The trial is made possible through collaboration with Foundation Medicine, which will provide support with their validated, comprehensive genomic profiling assay, FoundationOne, which detects all classes of genomic alterations in solid tumors across 315 cancer-related genes, as well as 28 other genes often rearranged in cancer. It’s expected that more patients will be eligible for targeted therapies given the more comprehensive nature of FoundationOne versus the molecular testing used in IMPACT1. 

“Based on the IMPACT1 data, a validated, comprehensive profiling approach has already been adopted by many academic and community-based oncology practices. They use this approach for select groups of cancer patients for whom existing diagnostic and treatment options are inadequate, such as non-small cell lung cancer, cancer of unknown primary and rare tumors,” said Vincent Miller, M.D., chief medical officer of Foundation Medicine. “This study has the potential to yield sufficient evidence necessary to support broader adoption across most newly diagnosed metastatic tumors.”

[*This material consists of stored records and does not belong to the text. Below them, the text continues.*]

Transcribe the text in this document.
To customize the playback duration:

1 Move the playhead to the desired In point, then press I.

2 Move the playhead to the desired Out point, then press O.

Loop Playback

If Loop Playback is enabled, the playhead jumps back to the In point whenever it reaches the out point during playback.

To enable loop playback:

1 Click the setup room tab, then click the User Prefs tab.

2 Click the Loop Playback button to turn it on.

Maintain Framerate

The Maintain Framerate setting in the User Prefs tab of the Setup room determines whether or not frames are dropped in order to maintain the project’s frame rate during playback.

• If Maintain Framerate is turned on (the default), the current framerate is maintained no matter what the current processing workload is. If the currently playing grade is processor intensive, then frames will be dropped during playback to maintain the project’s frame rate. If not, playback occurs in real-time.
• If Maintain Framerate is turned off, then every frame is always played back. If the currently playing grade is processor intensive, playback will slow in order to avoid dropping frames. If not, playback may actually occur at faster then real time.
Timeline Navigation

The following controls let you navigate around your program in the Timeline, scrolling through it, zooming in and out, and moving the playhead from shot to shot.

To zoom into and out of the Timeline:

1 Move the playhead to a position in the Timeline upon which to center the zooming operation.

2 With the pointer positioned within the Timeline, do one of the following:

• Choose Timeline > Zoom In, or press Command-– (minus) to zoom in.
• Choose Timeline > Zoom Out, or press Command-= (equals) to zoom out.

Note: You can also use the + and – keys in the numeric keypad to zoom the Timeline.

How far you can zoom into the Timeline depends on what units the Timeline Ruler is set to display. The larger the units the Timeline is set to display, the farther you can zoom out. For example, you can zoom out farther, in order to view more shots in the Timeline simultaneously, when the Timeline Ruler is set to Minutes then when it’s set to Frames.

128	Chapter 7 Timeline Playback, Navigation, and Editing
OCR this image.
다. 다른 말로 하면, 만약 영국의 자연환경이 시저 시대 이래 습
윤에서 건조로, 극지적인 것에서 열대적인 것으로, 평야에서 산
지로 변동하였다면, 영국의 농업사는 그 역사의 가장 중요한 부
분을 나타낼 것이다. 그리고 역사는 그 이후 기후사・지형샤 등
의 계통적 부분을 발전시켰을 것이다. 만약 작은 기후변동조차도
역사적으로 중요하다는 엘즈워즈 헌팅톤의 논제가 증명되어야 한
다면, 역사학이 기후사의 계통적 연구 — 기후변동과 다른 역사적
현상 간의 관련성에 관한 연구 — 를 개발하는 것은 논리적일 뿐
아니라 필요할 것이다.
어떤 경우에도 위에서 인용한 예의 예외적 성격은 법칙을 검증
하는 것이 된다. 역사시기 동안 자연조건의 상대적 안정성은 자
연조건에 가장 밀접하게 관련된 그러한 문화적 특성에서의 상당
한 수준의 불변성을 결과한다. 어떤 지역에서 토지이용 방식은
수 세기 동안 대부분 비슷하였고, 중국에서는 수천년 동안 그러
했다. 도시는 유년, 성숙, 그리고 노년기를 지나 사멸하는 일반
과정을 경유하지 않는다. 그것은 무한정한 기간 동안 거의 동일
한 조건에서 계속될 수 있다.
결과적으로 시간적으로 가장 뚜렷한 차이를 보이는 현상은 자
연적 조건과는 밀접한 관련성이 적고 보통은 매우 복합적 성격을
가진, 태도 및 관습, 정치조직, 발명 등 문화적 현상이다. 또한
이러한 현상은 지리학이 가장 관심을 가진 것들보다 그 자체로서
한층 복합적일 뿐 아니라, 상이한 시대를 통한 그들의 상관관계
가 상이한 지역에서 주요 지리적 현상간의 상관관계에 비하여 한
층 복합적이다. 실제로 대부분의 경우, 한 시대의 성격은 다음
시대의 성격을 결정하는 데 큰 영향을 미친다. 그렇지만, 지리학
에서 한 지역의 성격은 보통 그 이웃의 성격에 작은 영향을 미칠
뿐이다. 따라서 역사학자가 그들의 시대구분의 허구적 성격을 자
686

The effort brings together MD Anderson’s capabilities from several departments, including investigational cancer therapeutics, thoracic/head and neck medical oncology, genitourinary medical oncology, melanoma medical oncology, sarcoma medical oncology, gynecologic oncology, endocrine neoplasia and hormonal disorders. Physicians and researchers will be able to select eligible patients who may benefit and contribute to all aspects of the study.  

Information derived from tumor profiling will be available three weeks from the start of enrollment to guide treatment decisions.